The mail fraud occurred in a June 2007 mailing and was related to a real estate project on Louisburg Road in Raleigh, Webb said. Grant is a former chairwoman of the Greater Raleigh Chamber of Commerce.
A plea agreement will be filed Tuesday in U.S. District court in Raleigh, Webb said. On Friday, an assistant U.S. attorney held a conference call with about 50 of Grant’s investors to update them on the status of the case.
Grant borrowed as much as $7 million or more from dozens of friends and acquaintances – many of them prominent local business people – between 2006 and 2010. Some of the loans were personal loans, while others were for real estate projects that her company, Omega Property Group, was involved in.
Grant offered generous terms to those she borrowed money from. In addition to high interest rates, many included regular interest payments over the term of the loan.
The loans were promissory notes that included her signature under a personal guarantee. Copies of more than 70 such notes totaling $7.8 million were turned over in a lawsuit related to a coal mine investment in West Virginia that Grant was involved in.
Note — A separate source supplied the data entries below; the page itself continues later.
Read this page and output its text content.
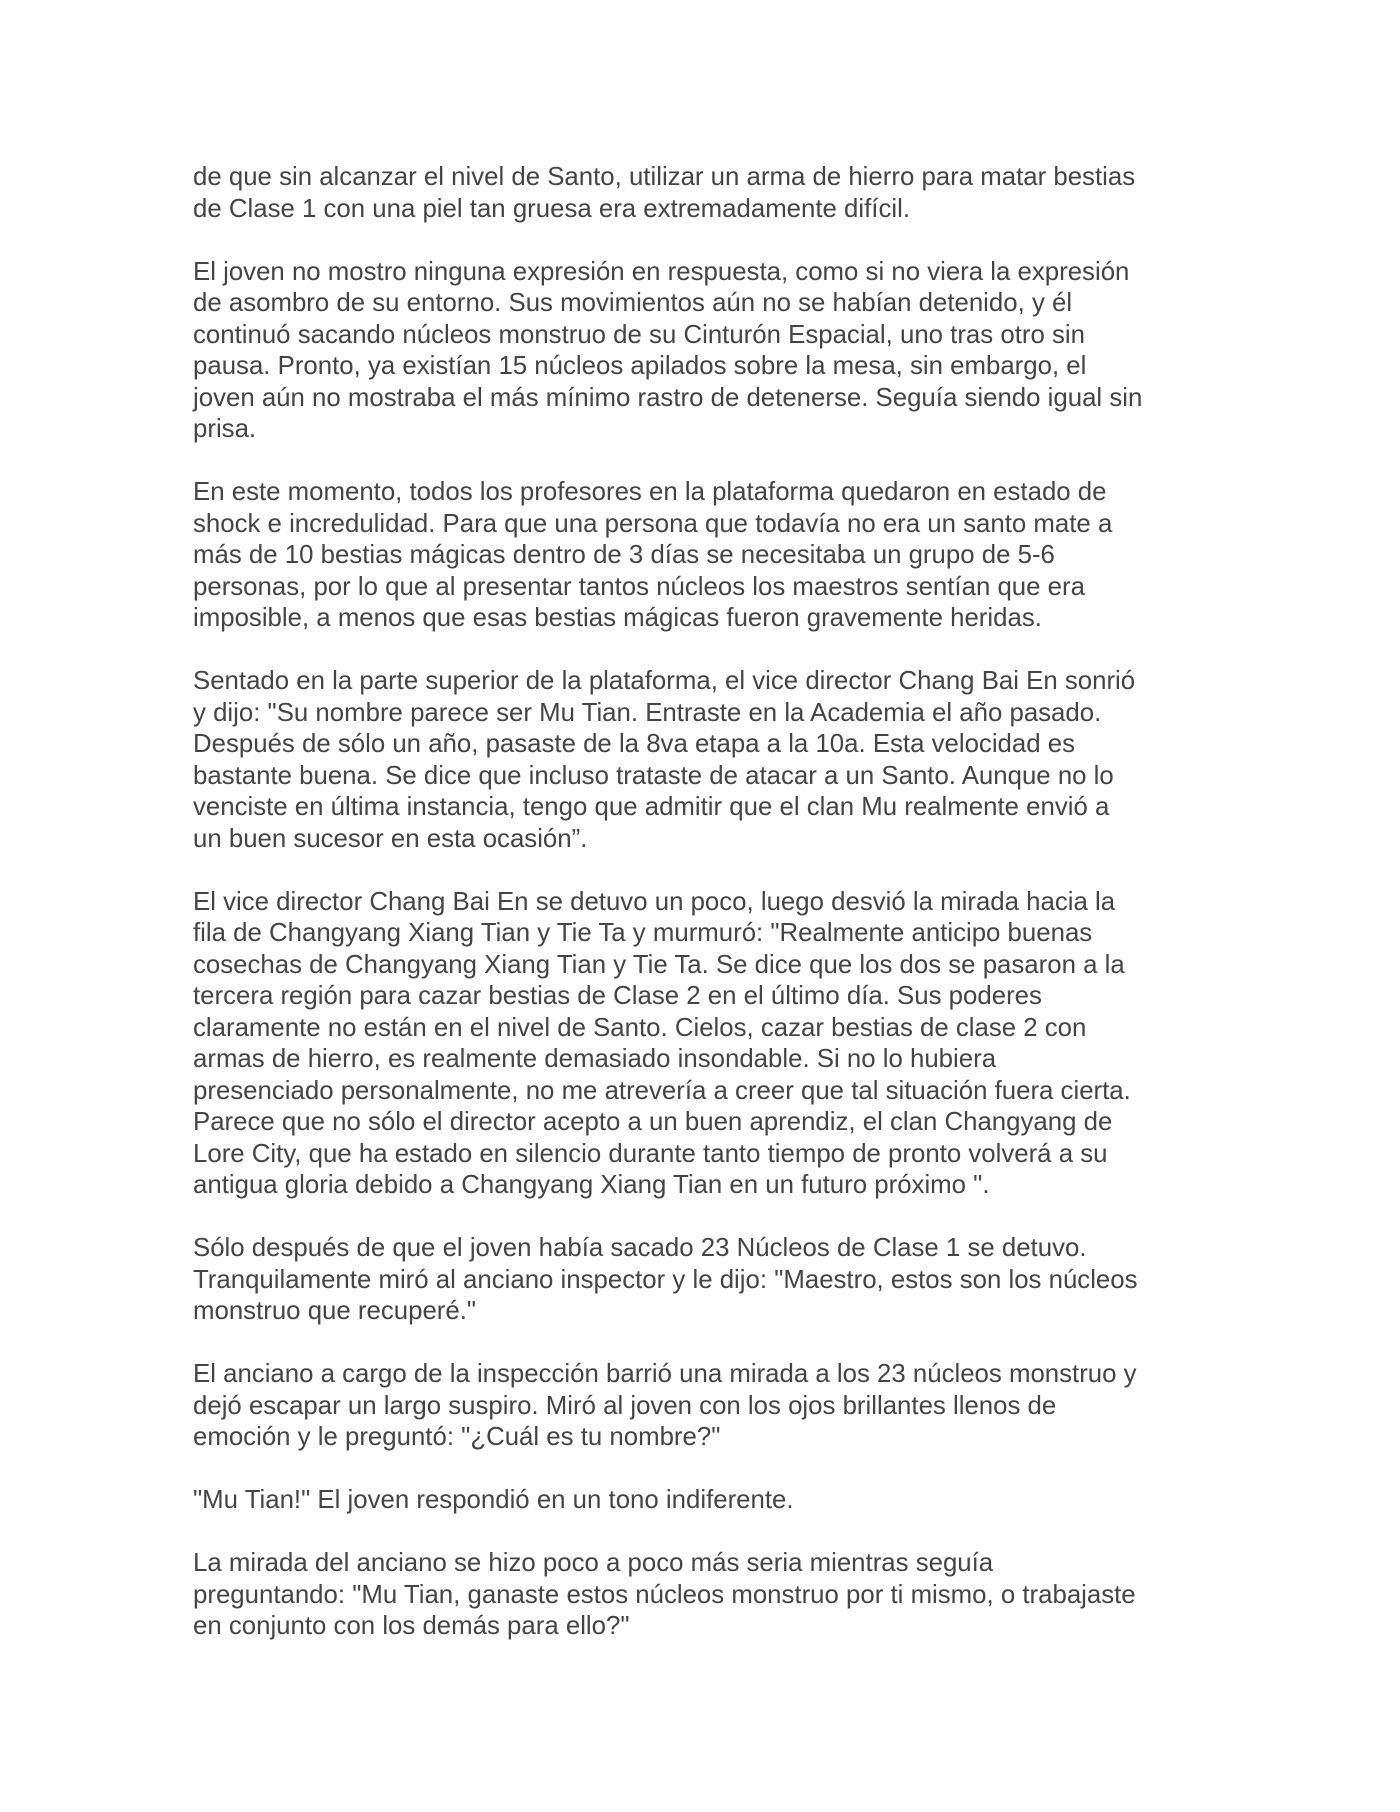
de que sin alcanzar el nivel de Santo, utilizar un arma de hierro para matar bestias
de Clase 1 con una piel tan gruesa era extremadamente difícil.

El joven no mostro ninguna expresión en respuesta, como si no viera la expresión
de asombro de su entorno. Sus movimientos aún no se habían detenido, y él
continuó sacando núcleos monstruo de su Cinturón Espacial, uno tras otro sin
pausa. Pronto, ya existían 15 núcleos apilados sobre la mesa, sin embargo, el
joven aún no mostraba el más mínimo rastro de detenerse. Seguía siendo igual sin
prisa.

En este momento, todos los profesores en la plataforma quedaron en estado de
shock e incredulidad. Para que una persona que todavía no era un santo mate a
más de 10 bestias mágicas dentro de 3 días se necesitaba un grupo de 5-6
personas, por lo que al presentar tantos núcleos los maestros sentían que era
imposible, a menos que esas bestias mágicas fueron gravemente heridas.

Sentado en la parte superior de la plataforma, el vice director Chang Bai En sonrió
y dijo: "Su nombre parece ser Mu Tian. Entraste en la Academia el año pasado.
Después de sólo un año, pasaste de la 8va etapa a la 10a. Esta velocidad es
bastante buena. Se dice que incluso trataste de atacar a un Santo. Aunque no lo
venciste en última instancia, tengo que admitir que el clan Mu realmente envió a
un buen sucesor en esta ocasión”.

El vice director Chang Bai En se detuvo un poco, luego desvió la mirada hacia la
fila de Changyang Xiang Tian y Tie Ta y murmuró: "Realmente anticipo buenas
cosechas de Changyang Xiang Tian y Tie Ta. Se dice que los dos se pasaron a la
tercera región para cazar bestias de Clase 2 en el último día. Sus poderes
claramente no están en el nivel de Santo. Cielos, cazar bestias de clase 2 con
armas de hierro, es realmente demasiado insondable. Si no lo hubiera
presenciado personalmente, no me atrevería a creer que tal situación fuera cierta.
Parece que no sólo el director acepto a un buen aprendiz, el clan Changyang de
Lore City, que ha estado en silencio durante tanto tiempo de pronto volverá a su
antigua gloria debido a Changyang Xiang Tian en un futuro próximo ".

Sólo después de que el joven había sacado 23 Núcleos de Clase 1 se detuvo.
Tranquilamente miró al anciano inspector y le dijo: "Maestro, estos son los núcleos
monstruo que recuperé."

El anciano a cargo de la inspección barrió una mirada a los 23 núcleos monstruo y
dejó escapar un largo suspiro. Miró al joven con los ojos brillantes llenos de
emoción y le preguntó: "¿Cuál es tu nombre?"

"Mu Tian!" El joven respondió en un tono indiferente.

La mirada del anciano se hizo poco a poco más seria mientras seguía
preguntando: "Mu Tian, ganaste estos núcleos monstruo por ti mismo, o trabajaste
en conjunto con los demás para ello?"
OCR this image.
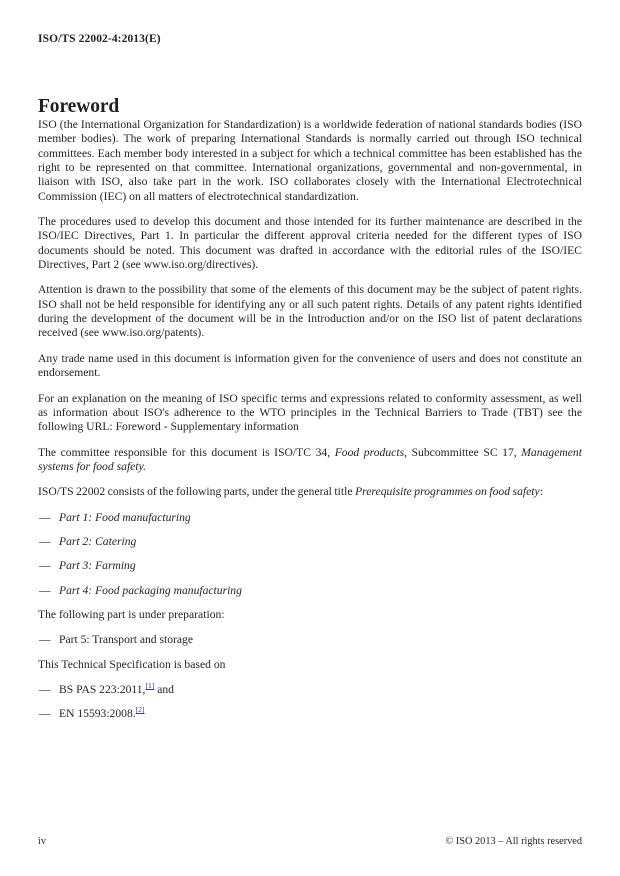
ISO/TS 22002-4:2013(E)
Foreword

ISO (the International Organization for Standardization) is a worldwide federation of national standards bodies (ISO member bodies). The work of preparing International Standards is normally carried out through ISO technical committees. Each member body interested in a subject for which a technical committee has been established has the right to be represented on that committee. International organizations, governmental and non-governmental, in liaison with ISO, also take part in the work. ISO collaborates closely with the International Electrotechnical Commission (IEC) on all matters of electrotechnical standardization.

The procedures used to develop this document and those intended for its further maintenance are described in the ISO/IEC Directives, Part 1. In particular the different approval criteria needed for the different types of ISO documents should be noted. This document was drafted in accordance with the editorial rules of the ISO/IEC Directives, Part 2 (see www.iso.org/directives).

Attention is drawn to the possibility that some of the elements of this document may be the subject of patent rights. ISO shall not be held responsible for identifying any or all such patent rights. Details of any patent rights identified during the development of the document will be in the Introduction and/or on the ISO list of patent declarations received (see www.iso.org/patents).

Any trade name used in this document is information given for the convenience of users and does not constitute an endorsement.

For an explanation on the meaning of ISO specific terms and expressions related to conformity assessment, as well as information about ISO's adherence to the WTO principles in the Technical Barriers to Trade (TBT) see the following URL: Foreword - Supplementary information

The committee responsible for this document is ISO/TC 34, Food products, Subcommittee SC 17, Management systems for food safety.

ISO/TS 22002 consists of the following parts, under the general title Prerequisite programmes on food safety:

— Part 1: Food manufacturing
— Part 2: Catering
— Part 3: Farming
— Part 4: Food packaging manufacturing

The following part is under preparation:

— Part 5: Transport and storage

This Technical Specification is based on

— BS PAS 223:2011,[1] and
— EN 15593:2008.[2]
iv	© ISO 2013 – All rights reserved
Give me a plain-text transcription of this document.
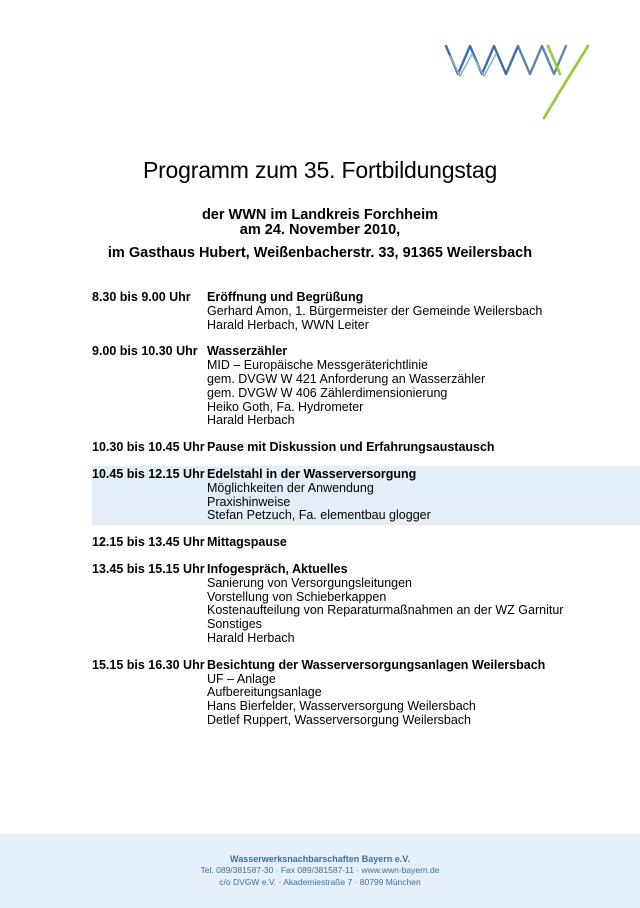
Programm zum 35. Fortbildungstag
der WWN im Landkreis Forchheim
am 24. November 2010,
im Gasthaus Hubert, Weißenbacherstr. 33, 91365 Weilersbach
8.30 bis 9.00 Uhr	Eröffnung und Begrüßung
Gerhard Amon, 1. Bürgermeister der Gemeinde Weilersbach
Harald Herbach, WWN Leiter
9.00 bis 10.30 Uhr Wasserzähler
MID – Europäische Messgeräterichtlinie
gem. DVGW W 421 Anforderung an Wasserzähler
gem. DVGW W 406 Zählerdimensionierung
Heiko Goth, Fa. Hydrometer
Harald Herbach
10.30 bis 10.45 Uhr Pause mit Diskussion und Erfahrungsaustausch
10.45 bis 12.15 Uhr Edelstahl in der Wasserversorgung
Möglichkeiten der Anwendung
Praxishinweise
Stefan Petzuch, Fa. elementbau glogger
12.15 bis 13.45 Uhr Mittagspause
13.45 bis 15.15 Uhr Infogespräch, Aktuelles
Sanierung von Versorgungsleitungen
Vorstellung von Schieberkappen
Kostenaufteilung von Reparaturmaßnahmen an der WZ Garnitur
Sonstiges
Harald Herbach
15.15 bis 16.30 Uhr Besichtung der Wasserversorgungsanlagen Weilersbach
UF – Anlage
Aufbereitungsanlage
Hans Bierfelder, Wasserversorgung Weilersbach
Detlef Ruppert, Wasserversorgung Weilersbach
Wasserwerksnachbarschaften Bayern e.V.
Tel. 089/381587-30 · Fax 089/381587-11 · www.wwn-bayern.de
c/o DVGW e.V. · Akademiestraße 7 · 80799 München
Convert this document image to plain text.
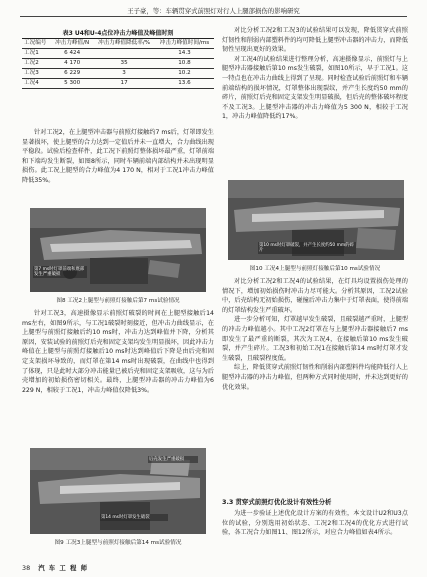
王子豪，等：车辆贯穿式前照灯对行人上腿部损伤的影响研究
表3 U4和U-4点位冲击力峰值及峰值时刻
工况编号	冲击力峰值/N	冲击力峰值降低率/%	冲击力峰值时间/ms
工况1	6 424		14.3
工况2	4 170	35	10.8
工况3	6 229	3	10.2
工况4	5 300	17	13.6

针对工况2，在上腿型冲击器与前照灯接触约7 ms后，灯罩即发生显著损坏，使上腿型的合力达到一定值后并未一直增大，合力曲线出现平稳段。试验后检查样件，此工况下前照灯整体损坏最严重，灯罩前端和下端均发生断裂，如图8所示，同时车辆前端内部结构并未出现明显损伤。此工况上腿型的合力峰值为4 170 N，相对于工况1冲击力峰值降低35%。

第7 ms时灯罩前端和底部发生严重破损
图8 工况2上腿型与前照灯接触后第7 ms试验情况

针对工况3，高速摄像显示前照灯破裂的时间在上腿型接触后14 ms左右，如图9所示，与工况1破裂时刻接近，但冲击力曲线显示，在上腿型与前照灯接触后约10 ms时，冲击力达到峰值并下降，分析其原因，安装试验的前照灯后壳和固定支架均发生明显损坏，因此冲击力峰值在上腿型与前照灯接触后10 ms时达到峰值后下降是由后壳和固定支架损坏导致的，而灯罩在第14 ms时出现破裂，在曲线中也得到了体现，只是此时大部分冲击能量已被后壳和固定支架吸收，这与为后壳增加的初始损伤密切相关。最终，上腿型冲击器的冲击力峰值为6 229 N，相较于工况1，冲击力峰值仅降低3%。

后壳发生严重破损
第14 ms时灯罩发生破裂
图9 工况3上腿型与前照灯接触后第14 ms试验情况

对比分析工况2和工况3的试验结果可以发现，降低贯穿式前照灯韧性和削弱内部塑料件的均可降低上腿型冲击器的冲击力，而降低韧性呈现出更好的效果。

对工况4的试验结果进行整理分析，高速摄像显示，前照灯与上腿型冲击器接触后第10 ms发生破裂，如图10所示，早于工况1。这一特点也在冲击力曲线上得到了呈现。同时检查试验后前照灯和车辆前端结构的损坏情况，灯罩整体出现裂纹，并产生长度约50 mm的碎片，前照灯后壳和固定支架发生明显破损，但后壳的整体破坏程度不及工况3。上腿型冲击器的冲击力峰值为5 300 N，相较于工况1，冲击力峰值降低约17%。

第10 ms时灯罩破裂，并产生长度约50 mm的碎片
图10 工况4上腿型与前照灯接触后第10 ms试验情况

对比分析工况2和工况4的试验结果，在灯具均设置损伤处理的情况下，增加初始损伤时冲击力尽可能大。分析其原因，工况2试验中，后壳结构无初始损伤，碰撞后冲击力集中于灯罩表面，使得前端的灯罩结构发生严重破坏。

进一步分析可知，灯罩越早发生破裂，且破裂越严重时，上腿型的冲击力峰值越小。其中工况2灯罩在与上腿型冲击器接触后7 ms即发生了最严重的断裂，其次为工况4，在接触后第10 ms发生破裂，并产生碎片。工况3和初始工况1在接触后第14 ms时灯罩才发生破裂，且破裂程度低。

综上，降低贯穿式前照灯韧性和削弱内部塑料件均能降低行人上腿型冲击器的冲击力峰值，但两种方式同时使用时，并未达到更好的优化效果。

3.3 贯穿式前照灯优化设计有效性分析

为进一步验证上述优化设计方案的有效性，本文设计U2和U3点位的试验，分别选用初始状态、工况2和工况4的优化方式进行试验，各工况合力如图11、图12所示，对应合力峰值如表4所示。

38 汽 车 工 程 师
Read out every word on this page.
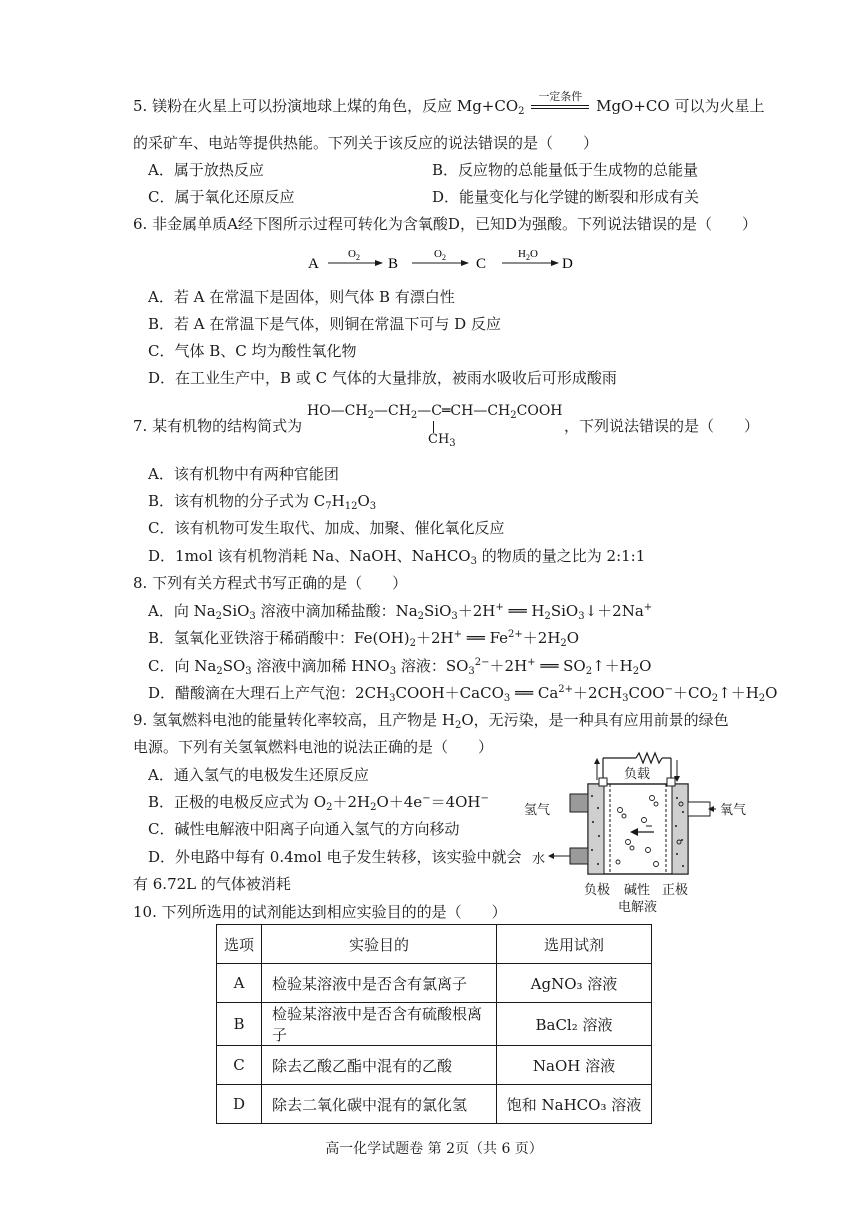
5. 镁粉在火星上可以扮演地球上煤的角色，反应 $Mg+CO_2$
一定条件
MgO+CO 可以为火星上
的采矿车、电站等提供热能。下列关于该反应的说法错误的是（　　）
A．属于放热反应	B．反应物的总能量低于生成物的总能量
C．属于氧化还原反应	D．能量变化与化学键的断裂和形成有关
6. 非金属单质A经下图所示过程可转化为含氧酸D，已知D为强酸。下列说法错误的是（　　）
A
$O_2$ B
$O_2$ C
$H_2O$
D
A．若 A 在常温下是固体，则气体 B 有漂白性
B．若 A 在常温下是气体，则铜在常温下可与 D 反应
C．气体 B、C 均为酸性氧化物
D．在工业生产中，B 或 C 气体的大量排放，被雨水吸收后可形成酸雨
$HO—CH_2—CH_2—C═CH—CH_2COOH$
$CH_3$
7. 某有机物的结构简式为	，下列说法错误的是（　　）
A．该有机物中有两种官能团
B．该有机物的分子式为 $C_7H_{12}O_3$
C．该有机物可发生取代、加成、加聚、催化氧化反应
D．1mol 该有机物消耗 Na、NaOH、NaHCO$_3$ 的物质的量之比为 2:1:1
8. 下列有关方程式书写正确的是（　　）
A．向 $Na_2SiO_3$ 溶液中滴加稀盐酸：$Na_2SiO_3+2H^+$ ══ $H_2SiO_3↓+2Na^+$
B．氢氧化亚铁溶于稀硝酸中：$Fe(OH)_2+2H^+$ ══ $Fe^{2+}+2H_2O$
C．向 $Na_2SO_3$ 溶液中滴加稀 $HNO_3$ 溶液：$SO_3^{2-}+2H^+$ ══ $SO_2↑+H_2O$
D．醋酸滴在大理石上产气泡：$2CH_3COOH+CaCO_3$ ══ $Ca^{2+}+2CH_3COO^-+CO_2↑+H_2O$
9. 氢氧燃料电池的能量转化率较高，且产物是 $H_2O$，无污染，是一种具有应用前景的绿色
电源。下列有关氢氧燃料电池的说法正确的是（　　）
A．通入氢气的电极发生还原反应
B．正极的电极反应式为 $O_2+2H_2O+4e^-=4OH^-$
C．碱性电解液中阳离子向通入氢气的方向移动
D．外电路中每有 0.4mol 电子发生转移，该实验中就会
有 6.72L 的气体被消耗
负载
氢气
水
氧气
负极 碱性
电解液
正极
10. 下列所选用的试剂能达到相应实验目的的是（　　）
选项	实验目的	选用试剂
A	检验某溶液中是否含有氯离子	AgNO₃ 溶液
B	检验某溶液中是否含有硫酸根离子	BaCl₂ 溶液
C	除去乙酸乙酯中混有的乙酸	NaOH 溶液
D	除去二氧化碳中混有的氯化氢	饱和 NaHCO₃ 溶液
高一化学试题卷 第 2页（共 6 页）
A number of investors, including several former friends, sued Grant after they became aware of the scale of her borrowing. Judgments of more than $3.2 million have been awarded against Grant in Wake County.
Webb said Grant got caught up in the real estate bubble and when it burst she engaged in “unlawful conduct designed to cover losses and to pay off prior investors.
“Quite frankly, Carolyn Grant was caught between the proverbial rock and a hard place with her investors, and she made some profoundly bad decisions,” he said. “Now she is stepping forward and taking responsibility for her actions. She will accept her punishment from the federal court and will do everything in her power to fully reimburse her investors.”
Grant first rose to prominence in the Triangle in the 1990s when she became the Raleigh chamber’s first female chair. She had spent nearly two decades building a successful small business, Plants by Grant, which provided houseplants to companies.
She later became active in politics. She was a Democrat when she ran unsuccessfully for Raleigh mayor in 1999. In 2002, after switching her party affiliation to Republican, she lost to Democrat Brad Miller in a bitter contest for the U.S. House of Representatives.
Grant formed Omega Property Group in 2005 and began soliciting funds for a number of developments.